What exactly is pressure? Say, I have a balloon full of gas and the gas is exerting pressure on the balloon wall. So, what exactly are the gas atoms/molecules doing to the balloon wall?
 A: If you treat the gas as an ideal gas (which is a fairly good approximation in most situations), you can model the gas as a collection of molecules which are moving randomly and are experiencing ellastic collisions between each other. Then, if you put the gas into a container, the molecules also collide randomly with the walls of the container. As there is a lot of (I mean a very lot) molecules in any macroscopic-size container, you can approximate the effect of these collisions as if the gas exerted some force on the walls of the container.

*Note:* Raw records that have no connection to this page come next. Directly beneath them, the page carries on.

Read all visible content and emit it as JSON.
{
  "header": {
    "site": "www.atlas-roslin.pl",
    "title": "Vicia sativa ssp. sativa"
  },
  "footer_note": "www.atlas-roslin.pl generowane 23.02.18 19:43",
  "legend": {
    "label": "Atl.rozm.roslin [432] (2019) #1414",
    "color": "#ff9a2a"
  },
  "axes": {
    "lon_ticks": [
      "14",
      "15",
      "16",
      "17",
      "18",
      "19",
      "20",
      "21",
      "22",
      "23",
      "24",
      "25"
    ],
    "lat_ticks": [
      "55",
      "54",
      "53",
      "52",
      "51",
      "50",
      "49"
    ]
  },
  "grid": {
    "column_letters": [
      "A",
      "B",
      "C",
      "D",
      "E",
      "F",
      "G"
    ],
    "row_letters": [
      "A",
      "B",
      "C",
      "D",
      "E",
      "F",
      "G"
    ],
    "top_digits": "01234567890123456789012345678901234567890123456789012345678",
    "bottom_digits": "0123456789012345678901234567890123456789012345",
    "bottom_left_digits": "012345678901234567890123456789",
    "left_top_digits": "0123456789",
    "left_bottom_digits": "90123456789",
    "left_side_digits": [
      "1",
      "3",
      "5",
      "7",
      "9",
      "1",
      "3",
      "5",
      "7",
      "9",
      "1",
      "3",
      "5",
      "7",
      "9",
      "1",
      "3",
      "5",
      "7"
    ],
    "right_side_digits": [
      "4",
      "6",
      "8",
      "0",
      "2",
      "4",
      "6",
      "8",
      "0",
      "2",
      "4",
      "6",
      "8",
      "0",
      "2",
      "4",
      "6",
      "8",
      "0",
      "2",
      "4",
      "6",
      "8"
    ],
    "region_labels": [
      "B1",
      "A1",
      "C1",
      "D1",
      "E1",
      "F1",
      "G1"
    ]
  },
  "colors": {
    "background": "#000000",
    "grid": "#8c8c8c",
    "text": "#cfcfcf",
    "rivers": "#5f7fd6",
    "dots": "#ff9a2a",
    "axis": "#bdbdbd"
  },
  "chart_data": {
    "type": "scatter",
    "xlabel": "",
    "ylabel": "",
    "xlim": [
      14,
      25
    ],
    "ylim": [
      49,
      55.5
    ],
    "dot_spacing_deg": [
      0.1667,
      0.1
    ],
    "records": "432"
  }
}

Now, pressure is, according to the definition, just the ratio of force to the area of surface it is exerted on:
$$
p = \frac{F}{A}
$$
Thus, the pressure of a gas put into a container would just be the force exerted by the molecules of the gas onto the walls of the container, averaged over the total area of the walls.

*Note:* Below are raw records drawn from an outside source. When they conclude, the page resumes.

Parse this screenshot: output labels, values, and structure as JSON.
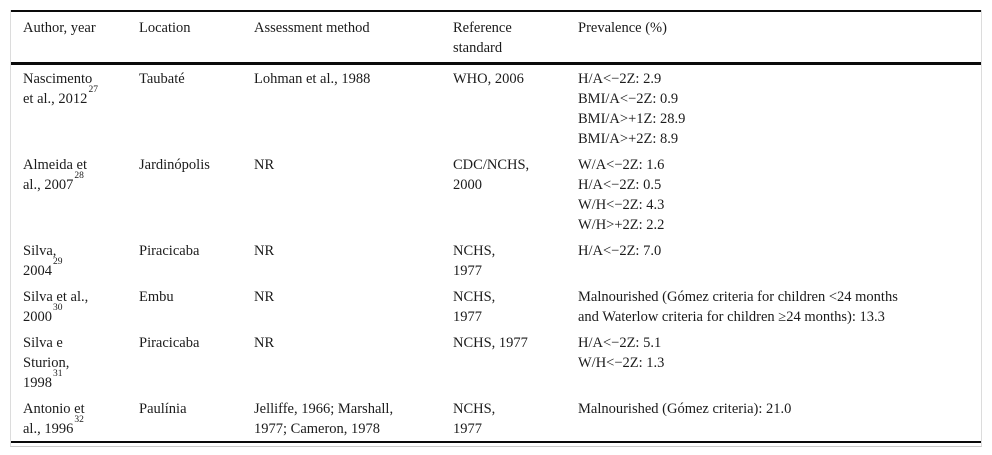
{
  "table": {
    "columns": [
      {
        "label_lines": [
          "Author, year"
        ]
      },
      {
        "label_lines": [
          "Location"
        ]
      },
      {
        "label_lines": [
          "Assessment method"
        ]
      },
      {
        "label_lines": [
          "Reference",
          "standard"
        ]
      },
      {
        "label_lines": [
          "Prevalence (%)"
        ]
      }
    ],
    "rows": [
      {
        "author_lines": [
          "Nascimento",
          "et al., 2012"
        ],
        "author_ref": "27",
        "location": "Taubaté",
        "method_lines": [
          "Lohman et al., 1988"
        ],
        "reference_lines": [
          "WHO, 2006"
        ],
        "prevalence_lines": [
          "H/A<−2Z: 2.9",
          "BMI/A<−2Z: 0.9",
          "BMI/A>+1Z: 28.9",
          "BMI/A>+2Z: 8.9"
        ]
      },
      {
        "author_lines": [
          "Almeida et",
          "al., 2007"
        ],
        "author_ref": "28",
        "location": "Jardinópolis",
        "method_lines": [
          "NR"
        ],
        "reference_lines": [
          "CDC/NCHS,",
          "2000"
        ],
        "prevalence_lines": [
          "W/A<−2Z: 1.6",
          "H/A<−2Z: 0.5",
          "W/H<−2Z: 4.3",
          "W/H>+2Z: 2.2"
        ]
      },
      {
        "author_lines": [
          "Silva,",
          "2004"
        ],
        "author_ref": "29",
        "location": "Piracicaba",
        "method_lines": [
          "NR"
        ],
        "reference_lines": [
          "NCHS,",
          "1977"
        ],
        "prevalence_lines": [
          "H/A<−2Z: 7.0"
        ]
      },
      {
        "author_lines": [
          "Silva et al.,",
          "2000"
        ],
        "author_ref": "30",
        "location": "Embu",
        "method_lines": [
          "NR"
        ],
        "reference_lines": [
          "NCHS,",
          "1977"
        ],
        "prevalence_lines": [
          "Malnourished (Gómez criteria for children <24 months",
          "and Waterlow criteria for children ≥24 months): 13.3"
        ]
      },
      {
        "author_lines": [
          "Silva e",
          "Sturion,",
          "1998"
        ],
        "author_ref": "31",
        "location": "Piracicaba",
        "method_lines": [
          "NR"
        ],
        "reference_lines": [
          "NCHS, 1977"
        ],
        "prevalence_lines": [
          "H/A<−2Z: 5.1",
          "W/H<−2Z: 1.3"
        ]
      },
      {
        "author_lines": [
          "Antonio et",
          "al., 1996"
        ],
        "author_ref": "32",
        "location": "Paulínia",
        "method_lines": [
          "Jelliffe, 1966; Marshall,",
          "1977; Cameron, 1978"
        ],
        "reference_lines": [
          "NCHS,",
          "1977"
        ],
        "prevalence_lines": [
          "Malnourished (Gómez criteria): 21.0"
        ]
      }
    ]
  }
}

A: For simplicity if we take a single collision between a molecule of gas moving perpendicular to a wall of the vessel we see there is a change in momentum of $2mv$ where $m$ is the molecule's mass and v is its speed, assumed constant, and this is equal to the impulse provided by the wall equal to  $F\delta t$ where $F$ is the force on the molecule due to the wall and $\delta t$ is the time over which it acts.

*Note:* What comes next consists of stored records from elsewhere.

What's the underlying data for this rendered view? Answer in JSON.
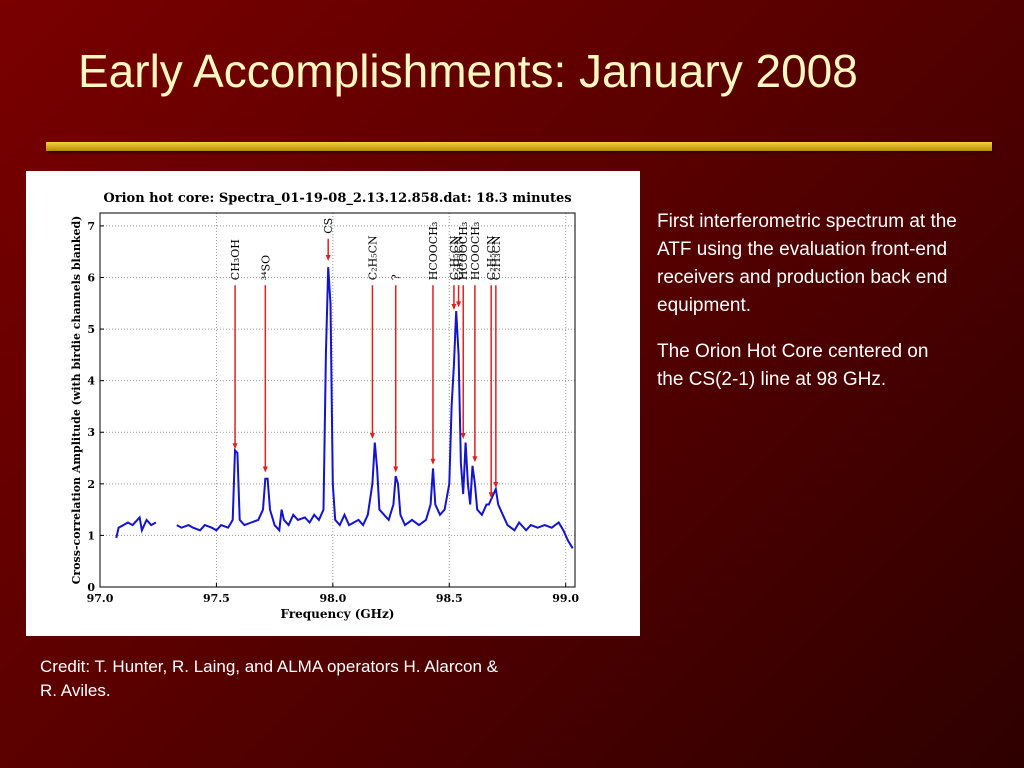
{
  "title": "Early Accomplishments: January 2008",
  "body": [
    "First interferometric spectrum at the ATF using the evaluation front-end receivers and production back end equipment.",
    "The Orion Hot Core centered on the CS(2-1) line at 98 GHz."
  ],
  "credit": "Credit: T. Hunter, R. Laing, and ALMA operators H. Alarcon & R. Aviles.",
  "chart_data": {
    "type": "line",
    "title": "Orion hot core: Spectra_01-19-08_2.13.12.858.dat: 18.3 minutes",
    "xlabel": "Frequency (GHz)",
    "ylabel": "Cross-correlation Amplitude (with birdie channels blanked)",
    "xlim": [
      97,
      99.04
    ],
    "ylim": [
      0,
      7.25
    ],
    "xticks": [
      {
        "value": 97,
        "label": "97.0"
      },
      {
        "value": 97.5,
        "label": "97.5"
      },
      {
        "value": 98,
        "label": "98.0"
      },
      {
        "value": 98.5,
        "label": "98.5"
      },
      {
        "value": 99,
        "label": "99.0"
      }
    ],
    "yticks": [
      0,
      1,
      2,
      3,
      4,
      5,
      6,
      7
    ],
    "grid": true,
    "x": [
      97.07,
      97.08,
      97.1,
      97.12,
      97.14,
      97.16,
      97.17,
      97.18,
      97.2,
      97.22,
      97.24,
      97.25,
      97.33,
      97.35,
      97.38,
      97.4,
      97.43,
      97.45,
      97.48,
      97.5,
      97.52,
      97.55,
      97.57,
      97.58,
      97.59,
      97.6,
      97.62,
      97.65,
      97.68,
      97.7,
      97.71,
      97.72,
      97.73,
      97.75,
      97.77,
      97.78,
      97.79,
      97.81,
      97.83,
      97.85,
      97.88,
      97.9,
      97.92,
      97.94,
      97.96,
      97.97,
      97.98,
      97.99,
      98.0,
      98.01,
      98.03,
      98.05,
      98.07,
      98.09,
      98.11,
      98.13,
      98.15,
      98.17,
      98.18,
      98.19,
      98.2,
      98.22,
      98.24,
      98.26,
      98.27,
      98.28,
      98.29,
      98.31,
      98.34,
      98.37,
      98.4,
      98.42,
      98.43,
      98.44,
      98.46,
      98.48,
      98.5,
      98.51,
      98.52,
      98.53,
      98.54,
      98.55,
      98.56,
      98.57,
      98.58,
      98.59,
      98.6,
      98.61,
      98.62,
      98.64,
      98.66,
      98.67,
      98.69,
      98.7,
      98.71,
      98.73,
      98.75,
      98.78,
      98.8,
      98.83,
      98.85,
      98.88,
      98.91,
      98.94,
      98.97,
      98.99,
      99.01,
      99.03
    ],
    "series": [
      {
        "color": "#1414cc",
        "values": [
          0.95,
          1.15,
          1.2,
          1.25,
          1.2,
          1.3,
          1.35,
          1.1,
          1.3,
          1.2,
          1.25,
          null,
          1.2,
          1.15,
          1.2,
          1.15,
          1.1,
          1.2,
          1.15,
          1.1,
          1.2,
          1.15,
          1.3,
          2.65,
          2.6,
          1.3,
          1.2,
          1.25,
          1.3,
          1.5,
          2.1,
          2.1,
          1.5,
          1.2,
          1.1,
          1.5,
          1.3,
          1.2,
          1.4,
          1.3,
          1.35,
          1.25,
          1.4,
          1.3,
          1.5,
          4.5,
          6.2,
          5.5,
          2.0,
          1.3,
          1.2,
          1.4,
          1.2,
          1.25,
          1.3,
          1.2,
          1.4,
          2.0,
          2.8,
          2.3,
          1.5,
          1.4,
          1.3,
          1.6,
          2.15,
          2.0,
          1.4,
          1.2,
          1.3,
          1.2,
          1.3,
          1.6,
          2.3,
          1.6,
          1.4,
          1.5,
          2.0,
          3.5,
          4.3,
          5.35,
          4.5,
          2.4,
          1.8,
          2.8,
          2.0,
          1.6,
          2.35,
          2.0,
          1.5,
          1.4,
          1.6,
          1.6,
          1.8,
          1.9,
          1.6,
          1.4,
          1.2,
          1.1,
          1.25,
          1.1,
          1.2,
          1.15,
          1.2,
          1.15,
          1.25,
          1.1,
          0.9,
          0.75
        ]
      }
    ],
    "annotations": [
      {
        "label": "CH₃OH",
        "x": 97.58,
        "y": 2.65
      },
      {
        "label": "³⁴SO",
        "x": 97.71,
        "y": 2.2
      },
      {
        "label": "CS",
        "x": 97.98,
        "y": 6.3
      },
      {
        "label": "C₂H₅CN",
        "x": 98.17,
        "y": 2.85
      },
      {
        "label": "?",
        "x": 98.27,
        "y": 2.2
      },
      {
        "label": "HCOOCH₃",
        "x": 98.43,
        "y": 2.35
      },
      {
        "label": "C₂H₅CN",
        "x": 98.52,
        "y": 5.35
      },
      {
        "label": "C₂H₃CN",
        "x": 98.54,
        "y": 5.4
      },
      {
        "label": "HCOOCH₃",
        "x": 98.56,
        "y": 2.85
      },
      {
        "label": "HCOOCH₃",
        "x": 98.61,
        "y": 2.4
      },
      {
        "label": "C₂H₅CN",
        "x": 98.68,
        "y": 1.7
      },
      {
        "label": "C₂H₃CN",
        "x": 98.7,
        "y": 1.9
      }
    ]
  }
}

The problem is for a single molecule we don't know $\delta t$. This is where the kinetic theory breaks down unless you are able to make the assumption that we can consider the force due to the wall acting continuously over a longer time period $T$ and over that time period we look at the total change in momentum of the particle due to the wall. If we know that the the distance between opposite walls of the vessel is $L$ then clearly in time $T$ we have approximately $Tv/2L$ collisions and hence a total momentum change of $$2mvTv/2L=Tmv^2/L=FT.$$ Cancelling the $T$ we get $F=mv^2/L$. And this is the starting point for the full derivation of the gas laws since pressure is defined as force per unit area $=F/L^2$ and taking the vessel to be a cube with sides $L$ we have pressure on the wall due to the molecule (by Newton's second law since the wall is not moving given by $$P=mv^2/L^3=mv^2/V=kT/V$$ for some constant $k$, where $T$ is the temperature of the gas defined to be proportional to the average kinetic energy of the gas molecules.